Selon le plan de la ville, le centre-ville se situe dans la direction «

Du Men

» des Neuf Palais du Bagua. Je souhaite y mettre en place un agencement de feng shui inversé. Car dans le monde, chaque brin d’herbe, chaque personne, chaque événement, chaque action relève de cet art divinatoire, et les personnes exceptionnelles et les sages le perçoivent avec une acuité encore plus grande.

»

« Une fois que le renversement du feng shui commencera, des phénomènes étranges se produiront dans toute la ville. Je ne crains pas que cela n’arrive pas. »

Un grand pas en avant, un très grand pas en avant ! Même s'il ne comprenait pas tout à fait, Liang Ku avait la forte impression que ce serait un grand pas en avant passionnant.

Après tout, ce sont des jeunes. Qui n'aurait pas envie de s'amuser un peu dans sa vie quotidienne ? De plus, cette « addiction » est liée à l'avenir prometteur de Liang Ku.

Au moment même où Maître Mu s'apprêtait à expliquer à Liang Ku comment coopérer dans cette importante opération, un téléphone portable sonna soudainement de quelque part.

Maître Mu sortit rapidement son téléphone de sa poche, puis entra d'un pas décidé dans la chambre située dans le coin et claqua la porte.

L'incident tout entier peut être qualifié de « soudain ». Liang Ku se retrouva une fois de plus à l'abandon, tel un légume mariné, mais cette fois non pas dans la cuisine, mais dans le salon.

Le maître utilise bel et bien un téléphone portable, et un modèle plutôt moderne de surcroît. Cela confirme une fois de plus l'adage

: un maître est un maître

; on ne peut le comprendre par la simple logique.

Environ deux minutes plus tard, une autre sonnerie retentit, ramenant Liang Ku à la réalité et le tirant de ses réflexions logiques.

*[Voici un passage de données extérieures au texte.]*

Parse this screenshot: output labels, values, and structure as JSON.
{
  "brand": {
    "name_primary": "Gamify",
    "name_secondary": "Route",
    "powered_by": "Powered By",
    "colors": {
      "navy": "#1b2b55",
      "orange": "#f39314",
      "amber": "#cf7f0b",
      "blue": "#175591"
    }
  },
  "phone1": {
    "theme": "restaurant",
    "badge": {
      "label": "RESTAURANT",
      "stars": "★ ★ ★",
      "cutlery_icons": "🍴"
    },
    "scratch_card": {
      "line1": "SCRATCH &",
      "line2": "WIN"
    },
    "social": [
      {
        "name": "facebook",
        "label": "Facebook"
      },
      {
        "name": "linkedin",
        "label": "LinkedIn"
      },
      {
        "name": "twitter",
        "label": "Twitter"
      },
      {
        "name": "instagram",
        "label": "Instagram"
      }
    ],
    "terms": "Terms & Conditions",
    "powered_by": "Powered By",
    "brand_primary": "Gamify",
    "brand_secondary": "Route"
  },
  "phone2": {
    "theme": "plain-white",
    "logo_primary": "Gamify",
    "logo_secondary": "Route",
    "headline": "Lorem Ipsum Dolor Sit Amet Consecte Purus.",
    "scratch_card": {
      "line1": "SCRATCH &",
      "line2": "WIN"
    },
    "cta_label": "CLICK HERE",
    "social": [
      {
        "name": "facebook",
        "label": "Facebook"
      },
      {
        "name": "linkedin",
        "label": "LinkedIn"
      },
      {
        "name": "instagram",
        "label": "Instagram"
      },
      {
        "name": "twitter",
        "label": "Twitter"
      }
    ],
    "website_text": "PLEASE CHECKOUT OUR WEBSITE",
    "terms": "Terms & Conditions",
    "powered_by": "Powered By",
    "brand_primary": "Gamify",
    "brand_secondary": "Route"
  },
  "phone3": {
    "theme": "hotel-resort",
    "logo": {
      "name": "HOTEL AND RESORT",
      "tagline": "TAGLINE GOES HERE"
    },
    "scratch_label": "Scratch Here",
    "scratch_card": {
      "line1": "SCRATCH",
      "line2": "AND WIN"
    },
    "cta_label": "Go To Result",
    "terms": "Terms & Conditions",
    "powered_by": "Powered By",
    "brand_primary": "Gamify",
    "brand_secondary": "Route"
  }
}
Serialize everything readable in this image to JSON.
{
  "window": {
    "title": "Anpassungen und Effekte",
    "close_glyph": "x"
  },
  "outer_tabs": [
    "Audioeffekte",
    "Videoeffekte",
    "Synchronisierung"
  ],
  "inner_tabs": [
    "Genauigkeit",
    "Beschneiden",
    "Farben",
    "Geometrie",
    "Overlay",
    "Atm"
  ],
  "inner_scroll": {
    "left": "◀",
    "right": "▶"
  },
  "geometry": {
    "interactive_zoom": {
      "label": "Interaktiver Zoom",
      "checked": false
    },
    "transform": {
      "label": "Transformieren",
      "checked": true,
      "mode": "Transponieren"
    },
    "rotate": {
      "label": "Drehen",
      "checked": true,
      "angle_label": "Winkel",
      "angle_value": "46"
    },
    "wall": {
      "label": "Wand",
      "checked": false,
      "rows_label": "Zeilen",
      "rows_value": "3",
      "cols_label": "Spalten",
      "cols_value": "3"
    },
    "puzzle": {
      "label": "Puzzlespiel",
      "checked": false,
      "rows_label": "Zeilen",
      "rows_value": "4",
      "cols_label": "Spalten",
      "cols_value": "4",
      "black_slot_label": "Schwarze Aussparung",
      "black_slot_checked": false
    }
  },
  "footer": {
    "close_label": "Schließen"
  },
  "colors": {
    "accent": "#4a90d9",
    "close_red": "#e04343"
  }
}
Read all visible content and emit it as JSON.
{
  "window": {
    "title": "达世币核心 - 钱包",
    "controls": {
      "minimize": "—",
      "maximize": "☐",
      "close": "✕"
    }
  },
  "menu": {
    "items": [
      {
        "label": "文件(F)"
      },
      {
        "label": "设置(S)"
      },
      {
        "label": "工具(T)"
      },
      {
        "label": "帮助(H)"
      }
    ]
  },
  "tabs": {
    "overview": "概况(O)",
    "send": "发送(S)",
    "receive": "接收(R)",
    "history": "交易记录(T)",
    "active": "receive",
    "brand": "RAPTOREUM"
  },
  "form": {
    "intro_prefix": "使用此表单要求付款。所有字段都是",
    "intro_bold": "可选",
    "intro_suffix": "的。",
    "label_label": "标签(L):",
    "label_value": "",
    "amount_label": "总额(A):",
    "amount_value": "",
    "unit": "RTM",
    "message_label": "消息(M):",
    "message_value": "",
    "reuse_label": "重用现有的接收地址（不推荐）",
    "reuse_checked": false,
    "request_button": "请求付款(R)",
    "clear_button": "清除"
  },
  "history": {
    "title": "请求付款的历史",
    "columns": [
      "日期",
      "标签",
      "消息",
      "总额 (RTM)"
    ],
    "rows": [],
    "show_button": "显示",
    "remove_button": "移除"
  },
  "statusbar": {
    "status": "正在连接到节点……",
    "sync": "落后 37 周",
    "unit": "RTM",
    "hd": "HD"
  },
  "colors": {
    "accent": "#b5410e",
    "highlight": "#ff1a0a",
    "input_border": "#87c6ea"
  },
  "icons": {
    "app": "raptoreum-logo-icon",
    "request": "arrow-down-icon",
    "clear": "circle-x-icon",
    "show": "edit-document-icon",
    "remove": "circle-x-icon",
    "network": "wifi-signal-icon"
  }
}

Le téléphone posé sur la table basse sonna pendant quatorze secondes avant que Liang Ku ne se décide à décrocher. Pendant les deux premières secondes, il hésita entre la raison et le son

; pendant les dix secondes suivantes, en attendant Maître Mu, il réalisa soudain que cet appel pouvait être important pour lui, mais il était évident que Maître Mu n’était pas disponible pour répondre

; et pendant les deux dernières secondes, Liang Ku décrocha.

« Alors ? Ce gamin a mordu à l'hameçon ? Il faut l'exploiter au maximum ! »

Mon Dieu ! C'était la voix de ce monsieur aux lunettes de soleil. Quand Liang Ku a reconnu sa voix, il a eu un blanc.

Depuis l'instant où il a tenu le billet de mille yuans en l'air jusqu'à la seconde précédant son décrochage téléphonique, tout le processus a défilé devant les yeux de Liang Ku, et il a instantanément compris une chose : lui, Liang Ku, était tombé dans un piège méticuleusement conçu.

Il ne s'attendait pas à ce que ce groupe de diseuses de bonne aventure, qui semblaient cacher leurs propres secrets, fasse preuve d'une telle compréhension tacite face à un problème qu'elles-mêmes ne parvenaient pas à résoudre.

Les prestations médiocres des sept premiers messieurs n'ont fait qu'attirer l'attention de Liang Ku sur le huitième messieur, apparemment profond, portant des lunettes de soleil.

L'indifférence feinte de M. Lunettes de soleil a d'autant plus incité Liang Ku à entrer volontairement dans le giron de Maître Mu.

Ce qui est remarquable, c'est que l'aménagement ingénieux et habile de cette humble demeure par Maître Mu, allié à son professionnalisme hors pair, a parfaitement convaincu le jeune homme intelligent qui se tenait devant lui de lui remettre volontairement l'argent qu'ils réclamaient.